Thank you. Appreciate that. So now that you've had a couple of successful quarters with ASCENIV and you've highlighted that the momentum is ongoing. Are you seeing that the average number of doses per year has increased? Or is a lot of the growth also attributed to new patient starts? Or is it really just a combination of these two factors?

The answer is yes. We are seeing patients. Most patients are going on a set of therapy, Kristen, because they've had complications and they have other comorbidities. And their success on standard IG is less than optimized. So clinicians are switching these primary immune deficient patients, secondary immune deficient patients off of their standard IG onto a set of therapy, which is labeled indicated use. And we're seeing patients remaining on therapy for a long period of time. A couple of patients that we have on therapy are in their second year. Typically, in this patient population, if you do well on a drug, you tend to stay on that drug. And we're starting to see that and we believe that the business that we're building is certainly sticky. We're seeing very, very consistent utilization amongst existing prescribers and existing patients. And we are seeing growth again at the same institutions and we're adding new institutions all the time. We feel very, very proud of what we're doing here. And I was just traveling around a little bit now that the world is opening up a couple of regional medical meetings and meeting with some of our KOLs. And I can tell you that the message out there is one of that we're making a product that's truly, truly differentiated in the eyes of a number of prescribers, and that it's making a difference in the quality of life and outcomes for patients. So while I can't quantify that, specifically, today, I can tell you that we have a problem with their PI patient on another IVIG. We now have something where they can try, and that's not just increasing the amount of IG or increasing the frequency. They now have a product that's manufactured with a plasma pool that's derived from donors that are tested to have sufficient levels of RSV antibodies. And we've shown in the public domain, in our papers and in our patents that these donors have high titers to a panel of other respiratory viral pathogens. And we feel that we're offering a differentiated opportunity to the doctors to provide for their patients. And we feel very, very good that the demand trends are going to continue to hold and that we're going to see accelerated pull-through as the battery of publications on patient outcomes continues to enter into the scientific domain.

Speaker 5

Okay. And do you have a general sense of ballpark what percent of the IVIG market kind of fits into this bucket of either having complications with IG or they have these other comorbidities or they simply just don't respond well?

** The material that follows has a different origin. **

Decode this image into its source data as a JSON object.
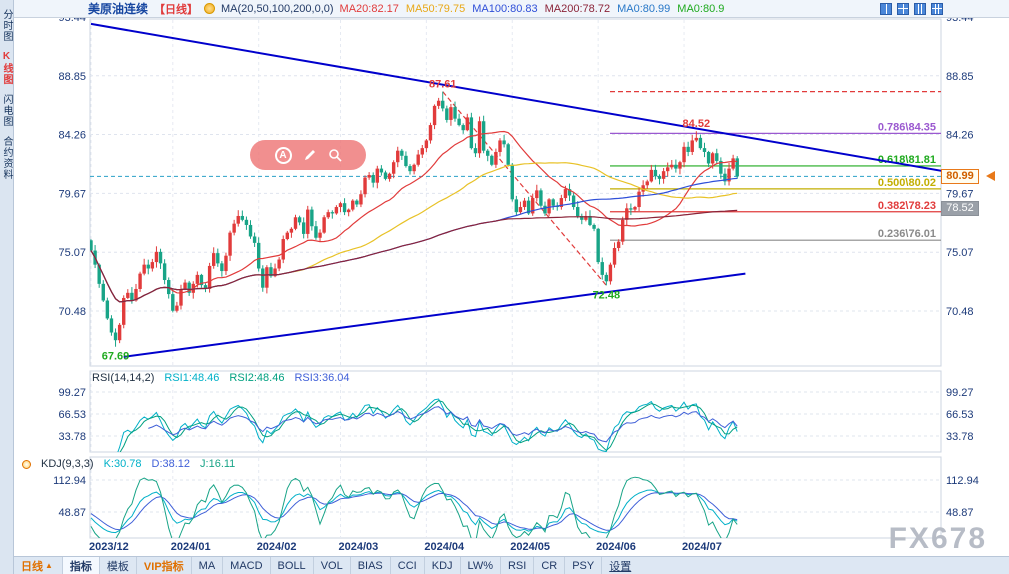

In the population of primary immune deficiency patients, we estimate that around 30% of the immunoglobulin market is represented by this group. Typically, about 100 million grams are used annually, which translates to approximately 30 million grams for those with primary and secondary immune deficiencies. Our internal models suggest there are roughly 150,000 primary immune deficiency patients, with about 10% to 20% classified as higher risk due to comorbidities, chronic lung conditions, and persistent infections requiring prolonged antibiotic use. Focusing on this subset, we identify our target market to be between 15,000 to 30,000 patients. Given the dosing of immunoglobulin and the utilization of incentives, even a modest penetration in this market could yield significant revenue for the company and enhance profitability.

Speaker 5

Great. Thank you.

Operator

There are no further questions. I'd like to turn the call back over to Adam Grossman for any closing remarks.

Sure. Thank you everybody for your attention and time. Sorry for the technical difficulties, and we appreciate your continued support in allowing us to make good products to help these immune-compromised patients. Have a great afternoon.

Operator

This concludes the program. Have a great day.